Chiesa filippina: carceri “disumane”, troppi detenuti in cella senza condanna
Manila (AsiaNews/Cbcp) - La maggior parte dei detenuti rinchiusi nelle carceri filippine è stipata all'interno di celle sovraffollate, per anni, senza nemmeno un capo di imputazione preciso o una sentenza di condanna. È quanto riferisce la Commissione episcopale per la Pastorale delle carceri (Ecppc), secondo cui solo il 35% dei 114.368 prigionieri che fanno riferimento al Dipartimento carcerario e della pena (Bjpm) e del Dipartimento per la correzione (BuCor) sono colpevoli secondo la legge. Il restante 65% sono solo sospetti o incriminati in regime di detenzione preventiva, ma non hanno mai subito una condanna. "Essi sono rinchiusi perché i presunti crimini commessi non prevedono il rilascio su cauzione" sottolinea Rodolfo Diamante, segretario esecutivo Ecppc, oppure "non sono in grado di pagare la somma" stabilita dal giudice.
Fra i fattori che alimentano la congestione delle carceri, la durata dei processi e le "gravi carenze" intrinseche al sistema carcerario nazionale che determinano condizioni "disumane". A questo si aggiunge un budget insufficiente, che non è nemmeno in grado di "rispondere ai bisogni di base dei detenuti" aggiunge il leader cattolico filippino.
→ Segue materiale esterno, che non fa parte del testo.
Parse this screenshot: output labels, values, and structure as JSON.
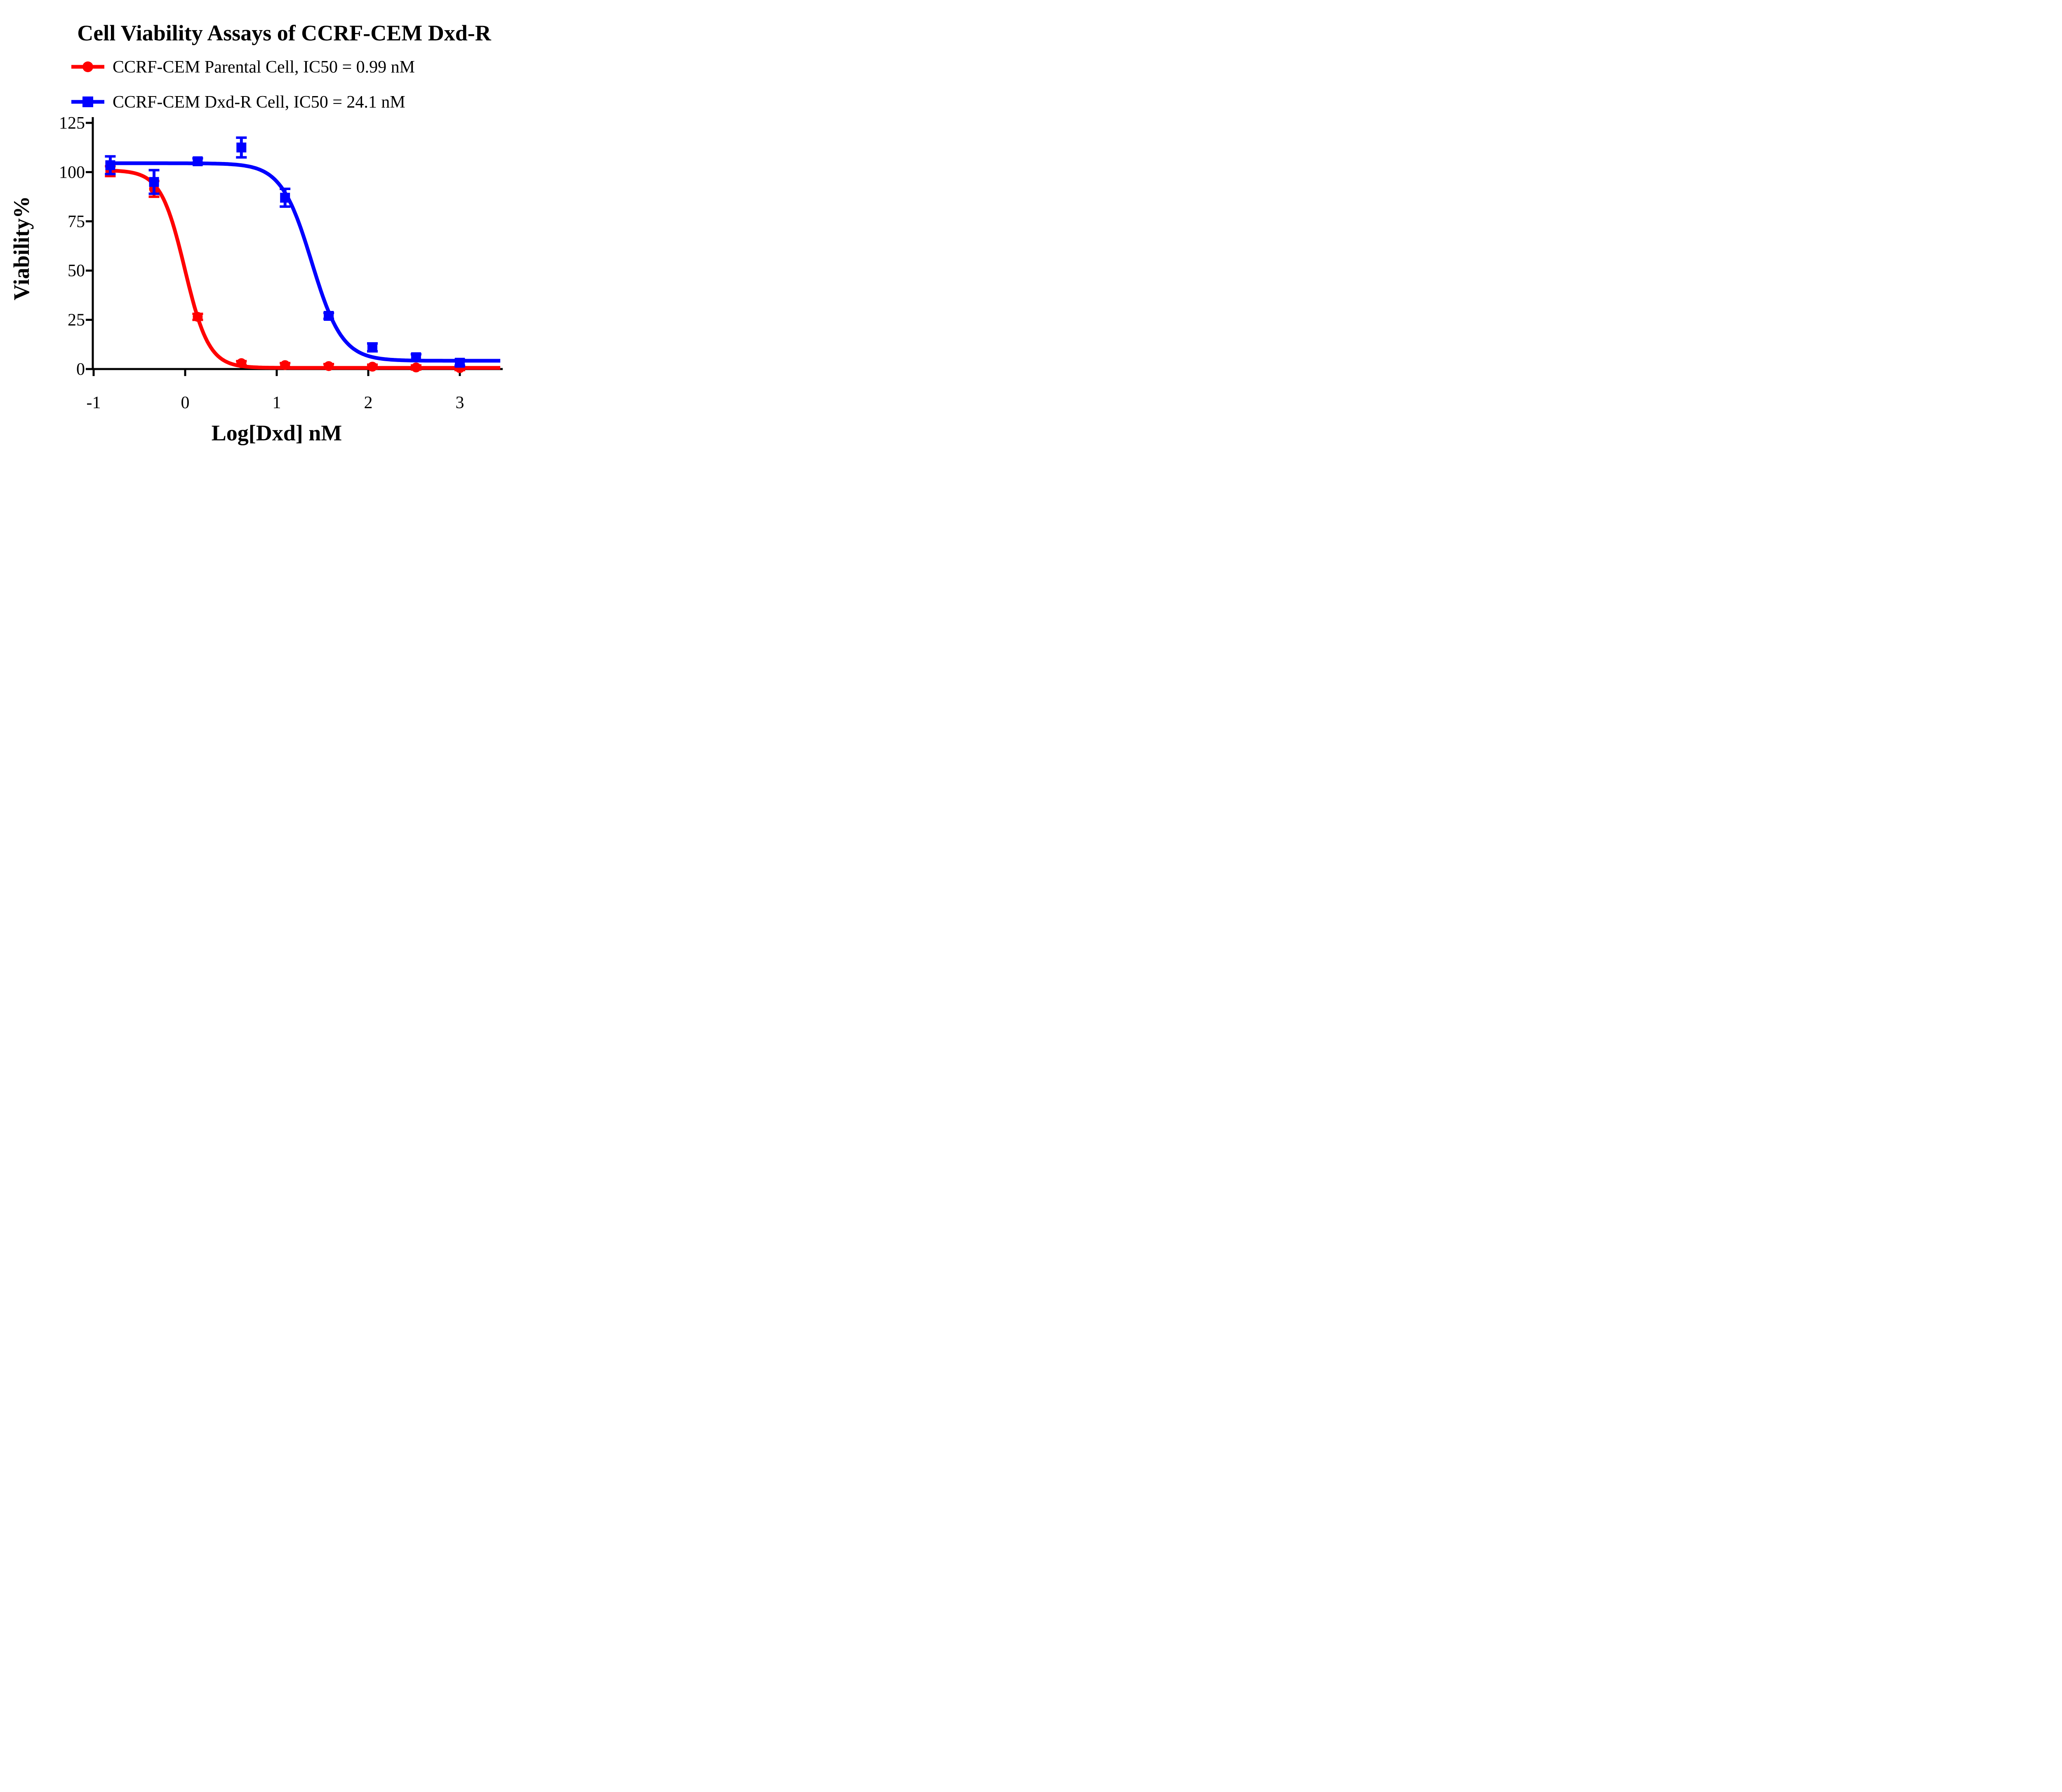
{
  "title": "Cell Viability Assays of CCRF-CEM Dxd-R",
  "legend": [
    {
      "label": "CCRF-CEM Parental Cell, IC50 = 0.99 nM",
      "marker": "circle",
      "color": "#FF0000"
    },
    {
      "label": "CCRF-CEM Dxd-R Cell, IC50 = 24.1 nM",
      "marker": "square",
      "color": "#0000FF"
    }
  ],
  "chart_data": {
    "type": "line",
    "title": "Cell Viability Assays of CCRF-CEM Dxd-R",
    "xlabel": "Log[Dxd] nM",
    "ylabel": "Viability%",
    "xlim": [
      -1,
      3.45
    ],
    "ylim": [
      0,
      125
    ],
    "x_ticks": [
      "-1",
      "0",
      "1",
      "2",
      "3"
    ],
    "y_ticks": [
      "0",
      "25",
      "50",
      "75",
      "100",
      "125"
    ],
    "grid": false,
    "legend_position": "top-left",
    "x": [
      -0.818,
      -0.34,
      0.137,
      0.614,
      1.091,
      1.568,
      2.045,
      2.522,
      3.0
    ],
    "series": [
      {
        "name": "CCRF-CEM Parental Cell",
        "color": "#FF0000",
        "marker": "circle",
        "ic50_nM": 0.99,
        "values": [
          100.5,
          91.5,
          26.5,
          3.0,
          2.0,
          1.5,
          1.2,
          0.8,
          0.5
        ],
        "errors": [
          2.5,
          4.0,
          1.5,
          1.0,
          1.0,
          1.0,
          1.0,
          1.0,
          1.0
        ],
        "fit": {
          "top": 101,
          "bottom": 0.6,
          "logIC50": -0.004,
          "hill": 3.3
        }
      },
      {
        "name": "CCRF-CEM Dxd-R Cell",
        "color": "#0000FF",
        "marker": "square",
        "ic50_nM": 24.1,
        "values": [
          103.5,
          95.0,
          105.5,
          112.5,
          87.0,
          27.0,
          11.0,
          6.0,
          3.2
        ],
        "errors": [
          4.5,
          6.0,
          1.5,
          5.0,
          4.5,
          1.5,
          2.0,
          1.5,
          1.5
        ],
        "fit": {
          "top": 104.5,
          "bottom": 4.2,
          "logIC50": 1.382,
          "hill": 2.6
        }
      }
    ]
  }
}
Le drammatiche condizioni delle carceri sono inoltre peggiorate da ripetuti abusi di potere da parte delle autorità, che sfociano in casi documentati di maltrattamenti, abusi sessuali, estorsioni dei prigionieri; violenze e vessazioni sono inoltre il risultato della "lotta per la supremazia" fra i vari detenuti, che si associano sovente allo "sfruttamento della manodopera" carceraria per profitto o tornaconto personale.
Le categorie soggette agli abusi sono i giovani, le donne, i vecchi, le persone affette da problemi mentali e i detenuti politici, mentre il carcere da strumento correttivo diventa sempre più spesso luogo di desolazione, privazione, istigazione alla delinquenza.
Il rapporto della commissione dei vescovi filippini giunge in concomitanza con la Settimana che la Chiesa dedica ogni anno alle carceri e alla giustizia. Per Rodolfo Diamante molti dei problemi sono legati al fatto che il sistema carcerario è tuttora basato su una modalità punitiva, dove l'uso della forza è visto come unico mezzo e si è persa di vista la finalità "correttiva". Anche fra l'opinione pubblica la percezione diffusa è che la pena debba "punire il colpevole", aggiunge l'attivista, dimenticando al contempo l'elemento di recupero e reinserimento sociale.